In Thailand geht noch mal die Sonne auf.

Pflegenotstand in Europa – die große Chance für eine neue Art der Völkerwanderung nach Thailand? Teure Versorgungskosten für behinderte Rentner und an Demenz Erkrankte öffnen einen interessanten Markt. Senioren- und Pflegeheime sind für viele Auswanderer ein lukratives Geschäftsfeld geworden. Dass eine professionelle Betreuung und eine adäquate medizinische Versorgung aber nur mit Fachpersonal und hohem finanziellen Einsatz zu leisten sind – das ist die große Diskrepanz zwischen seriösen Einrichtungen und halbherzig betriebenen Pensionen. Ein Bericht über zwei Schweizer Pflegeheime zeigt, wie es funktionieren kann.

Die Idee klingt simpel. Der Markt öffnet sich weit und weiter. Die Menschen in Europa werden immer älter, und alleine die Zahl der Demenzkranken soll sich bis 2050 verdreifacht haben! Das ruft auch im Königreich Thailand findige Investoren auf den Plan. Die Zahl der Pflegeheime steigt sprunghaft an. Das Geschäft in diesem enormen Wachstumsmarkt lockt, denn die Pflege von alten und hilflosen Patienten stößt in deren Heimatländern zunehmend an Grenzen.

Es ist auch der finanzielle Aspekt, der eine regelrechte Völkerwanderung bei der künftigen Altenpflege auslösen könnte. Vor allem in der Schweiz und in Deutschland sind an Demenz oder Parkinson erkrankte Senioren nur mit hohem Kostenaufwand zu betreuen. Wer das Geld von bis zu 10.000 Schweizer Franken pro Monat (ca. 8.100 Euro) bei schweren Pflegefällen nicht aufbringen kann, ist für günstigere Varianten empfänglich. Das betrifft viele – insbesondere Familien, die bei der Pflege dementer Angehöriger völlig überfordert sind.

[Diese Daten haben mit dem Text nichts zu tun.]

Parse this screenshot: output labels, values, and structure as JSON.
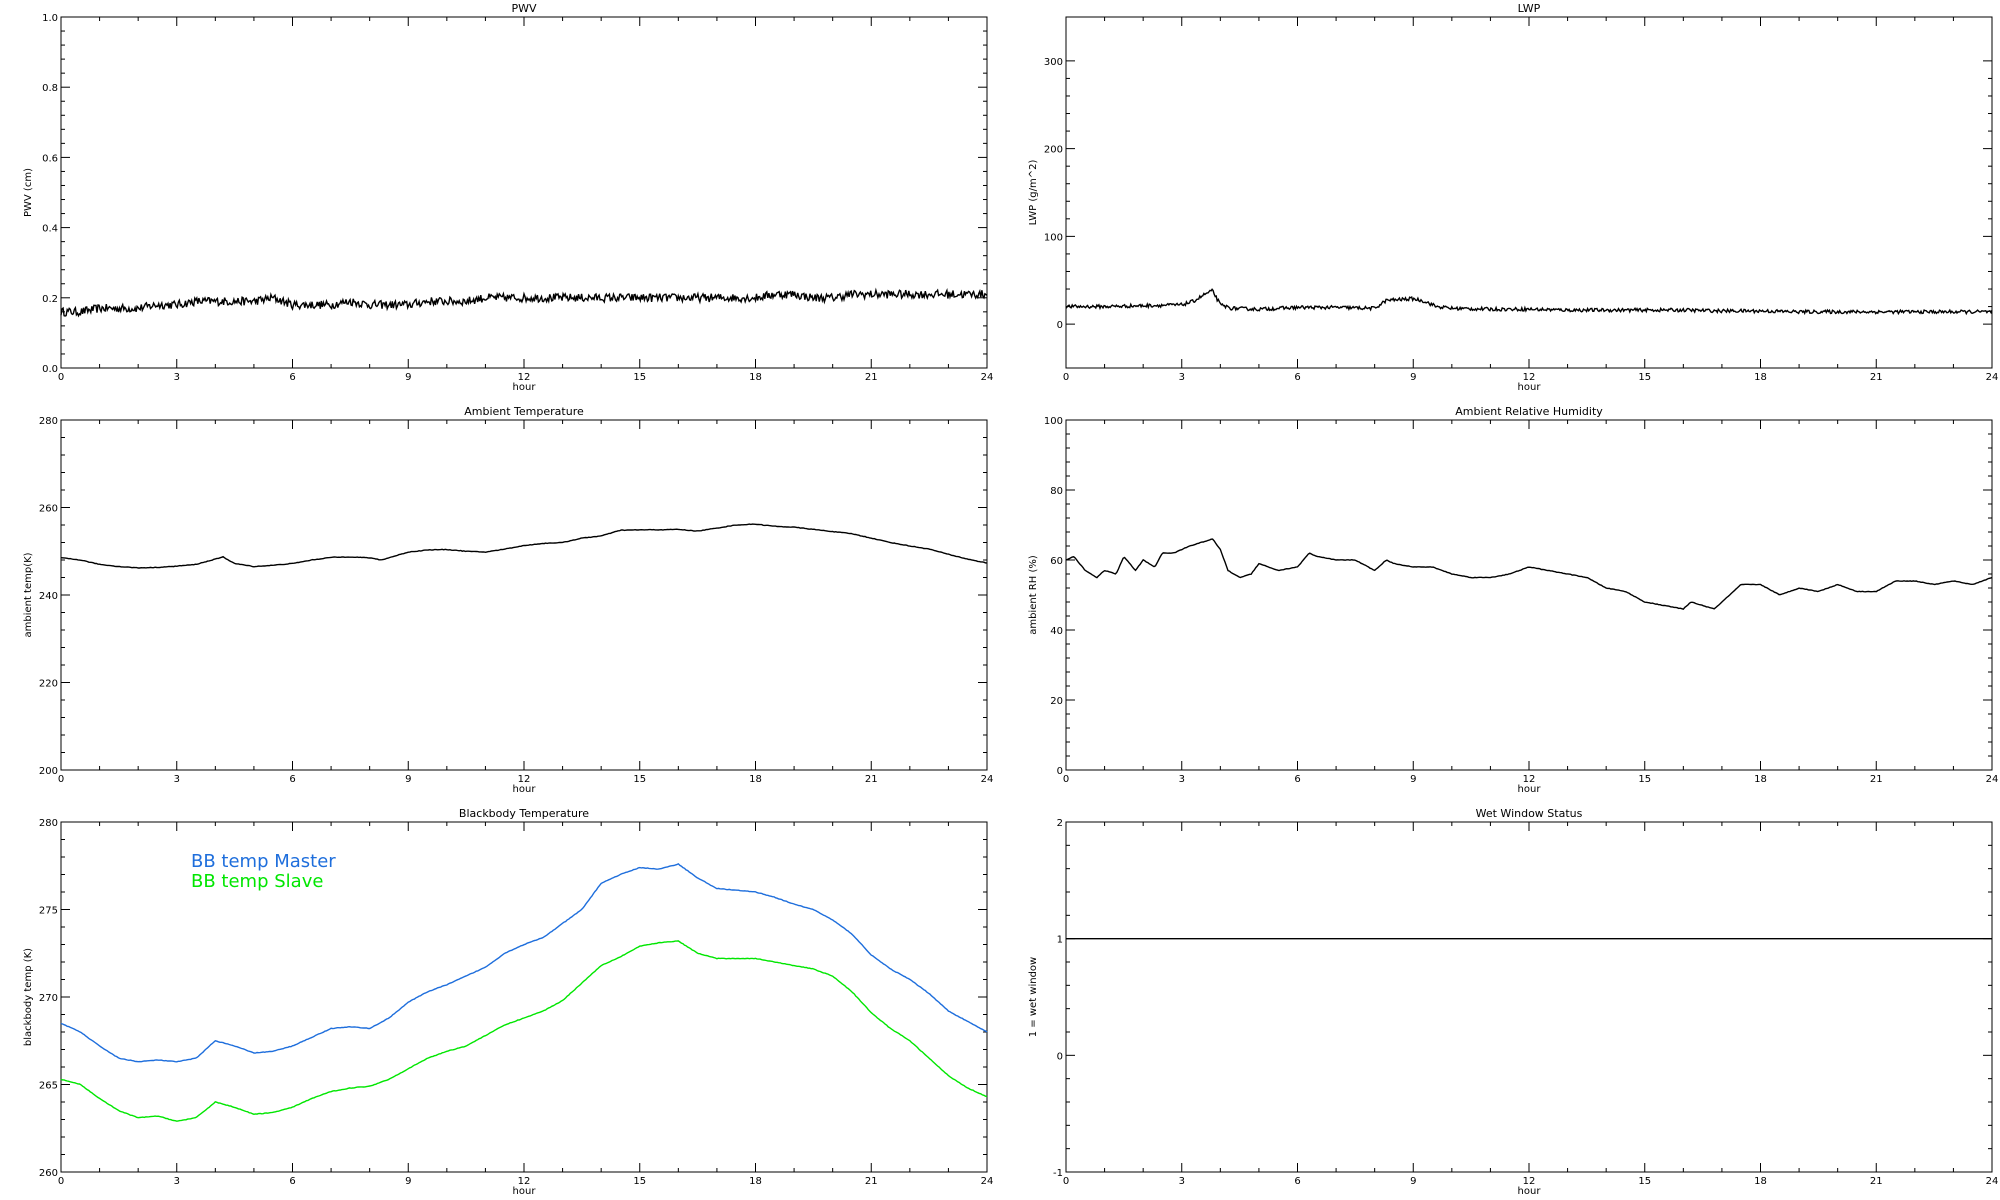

Die Spreu trennt sich vom Weizen

Zuhören, Zeit haben, Geduld aufbringen: Die Betreuung Demenzkranker – wie hier im „Baan Kamlangchay“ in Chiang Mai – gelingt nur mit geschultem Personal.
Zuhören, Zeit haben, Geduld aufbringen: Die Betreuung Demenzkranker – wie hier im „Baan Kamlangchay“ in Chiang Mai – gelingt nur mit geschultem Personal.

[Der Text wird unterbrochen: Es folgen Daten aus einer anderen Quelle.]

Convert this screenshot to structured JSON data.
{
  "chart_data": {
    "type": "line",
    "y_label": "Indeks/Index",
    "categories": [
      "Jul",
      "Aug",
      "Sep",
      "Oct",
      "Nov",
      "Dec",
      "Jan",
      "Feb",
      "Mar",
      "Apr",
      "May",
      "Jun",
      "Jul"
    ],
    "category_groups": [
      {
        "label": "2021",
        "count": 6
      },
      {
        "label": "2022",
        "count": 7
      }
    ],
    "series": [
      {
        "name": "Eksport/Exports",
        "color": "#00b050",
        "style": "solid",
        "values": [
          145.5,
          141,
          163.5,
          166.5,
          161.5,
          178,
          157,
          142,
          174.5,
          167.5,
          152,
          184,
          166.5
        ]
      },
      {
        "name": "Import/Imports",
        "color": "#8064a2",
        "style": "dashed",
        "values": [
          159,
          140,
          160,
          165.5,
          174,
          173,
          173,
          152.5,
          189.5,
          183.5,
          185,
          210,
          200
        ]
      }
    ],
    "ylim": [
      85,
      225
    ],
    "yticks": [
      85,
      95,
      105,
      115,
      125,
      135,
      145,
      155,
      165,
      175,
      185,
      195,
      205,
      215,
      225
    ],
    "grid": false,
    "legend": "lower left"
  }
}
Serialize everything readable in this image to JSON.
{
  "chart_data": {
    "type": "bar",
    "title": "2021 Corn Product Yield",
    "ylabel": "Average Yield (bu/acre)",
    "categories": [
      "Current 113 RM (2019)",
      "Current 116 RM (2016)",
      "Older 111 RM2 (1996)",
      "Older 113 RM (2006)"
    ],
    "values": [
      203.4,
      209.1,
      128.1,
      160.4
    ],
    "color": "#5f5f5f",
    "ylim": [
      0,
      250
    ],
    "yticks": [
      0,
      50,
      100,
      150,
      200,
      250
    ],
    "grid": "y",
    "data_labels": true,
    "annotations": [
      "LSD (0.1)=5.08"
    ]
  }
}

Genau hier trennt sich auch in Thailand schnell die Spreu vom Weizen. Eine seriöse und professionelle Altenpflege und die Betreuung schwerer Demenzfälle erfordert Fachpersonal und einen hohen finanziellen Einsatz. Zwei Schweizer haben sich diesem Anspruch verschrieben. Anita Somaini (51) betreibt seit zwei Jahren das Nursing Home mit dem thailändischen Namen „Baan Tschuai Duu Lää“ (Haus der Pflege und Hilfe) auf der Ferieninsel Phuket.

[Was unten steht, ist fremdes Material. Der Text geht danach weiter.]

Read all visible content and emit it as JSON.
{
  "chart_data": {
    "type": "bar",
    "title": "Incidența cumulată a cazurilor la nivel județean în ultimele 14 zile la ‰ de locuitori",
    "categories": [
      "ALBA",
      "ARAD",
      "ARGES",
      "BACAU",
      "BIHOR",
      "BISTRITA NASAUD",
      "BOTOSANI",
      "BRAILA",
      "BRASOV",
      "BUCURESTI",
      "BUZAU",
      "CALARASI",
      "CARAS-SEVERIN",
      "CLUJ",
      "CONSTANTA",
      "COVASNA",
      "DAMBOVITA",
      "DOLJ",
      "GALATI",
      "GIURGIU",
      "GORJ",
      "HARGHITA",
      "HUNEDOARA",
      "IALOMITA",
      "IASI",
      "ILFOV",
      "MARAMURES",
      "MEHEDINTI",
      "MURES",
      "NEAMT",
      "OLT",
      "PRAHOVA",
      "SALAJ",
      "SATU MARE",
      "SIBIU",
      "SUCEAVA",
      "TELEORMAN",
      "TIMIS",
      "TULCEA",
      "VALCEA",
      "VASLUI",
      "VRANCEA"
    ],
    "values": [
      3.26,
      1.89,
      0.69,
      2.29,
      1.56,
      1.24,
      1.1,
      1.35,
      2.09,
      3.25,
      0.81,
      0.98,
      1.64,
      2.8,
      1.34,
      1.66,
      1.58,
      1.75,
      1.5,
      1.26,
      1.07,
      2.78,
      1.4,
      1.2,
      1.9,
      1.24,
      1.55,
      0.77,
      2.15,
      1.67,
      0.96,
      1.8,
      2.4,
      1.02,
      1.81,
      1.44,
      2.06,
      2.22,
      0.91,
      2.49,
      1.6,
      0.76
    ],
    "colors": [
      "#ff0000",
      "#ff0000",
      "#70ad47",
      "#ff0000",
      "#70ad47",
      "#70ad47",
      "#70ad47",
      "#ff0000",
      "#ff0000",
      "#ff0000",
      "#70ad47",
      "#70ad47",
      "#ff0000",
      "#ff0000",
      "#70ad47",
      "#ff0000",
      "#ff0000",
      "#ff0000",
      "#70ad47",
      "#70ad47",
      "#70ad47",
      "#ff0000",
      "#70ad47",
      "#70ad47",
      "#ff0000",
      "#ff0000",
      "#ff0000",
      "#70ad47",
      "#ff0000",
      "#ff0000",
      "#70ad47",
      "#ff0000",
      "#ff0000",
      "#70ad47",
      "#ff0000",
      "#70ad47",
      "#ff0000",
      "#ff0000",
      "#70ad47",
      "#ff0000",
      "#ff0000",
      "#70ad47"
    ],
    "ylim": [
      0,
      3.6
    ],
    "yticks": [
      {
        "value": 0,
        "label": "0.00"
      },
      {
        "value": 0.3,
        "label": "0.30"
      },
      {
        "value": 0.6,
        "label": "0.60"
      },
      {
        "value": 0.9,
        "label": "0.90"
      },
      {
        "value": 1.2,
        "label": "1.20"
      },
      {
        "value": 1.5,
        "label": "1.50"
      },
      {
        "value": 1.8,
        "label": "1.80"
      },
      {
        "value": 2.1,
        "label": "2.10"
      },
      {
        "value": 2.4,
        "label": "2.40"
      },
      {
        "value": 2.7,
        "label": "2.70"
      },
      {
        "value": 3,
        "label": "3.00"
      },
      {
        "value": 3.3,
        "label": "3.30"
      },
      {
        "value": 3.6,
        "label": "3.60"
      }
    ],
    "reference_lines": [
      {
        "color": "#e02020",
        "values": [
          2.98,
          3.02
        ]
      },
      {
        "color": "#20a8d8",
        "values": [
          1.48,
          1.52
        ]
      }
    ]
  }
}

Ihr Landsmann Martin Woodtli (52) ist der Leiter des „Baan Kamlangchay“ (Begleitung des Herzens), einer von ihm gegründeten Institution für Demenzkranke in Chiang Mai in Nordthailand. Woodtli war vor 12 Jahren der Pionier auf diesem Sektor und hat über die Betreuung der eigenen Mutter zu seiner Berufung in Thailand gefunden. Die Mutter ist 2006 friedlich im Kreis ihrer Liebsten gestorben. Martin Woodtli blieb und ist durch Bücher sowie das Fernsehen und Printmedien der bekannteste unter den Pflegeheimbetreibern geworden. Sein Projekt sieht er eher als Zentrum der Begegnung und ist zu Recht stolz auf die gelungene Integration im dörflichen Umfeld des „Baan Kamlangchay“.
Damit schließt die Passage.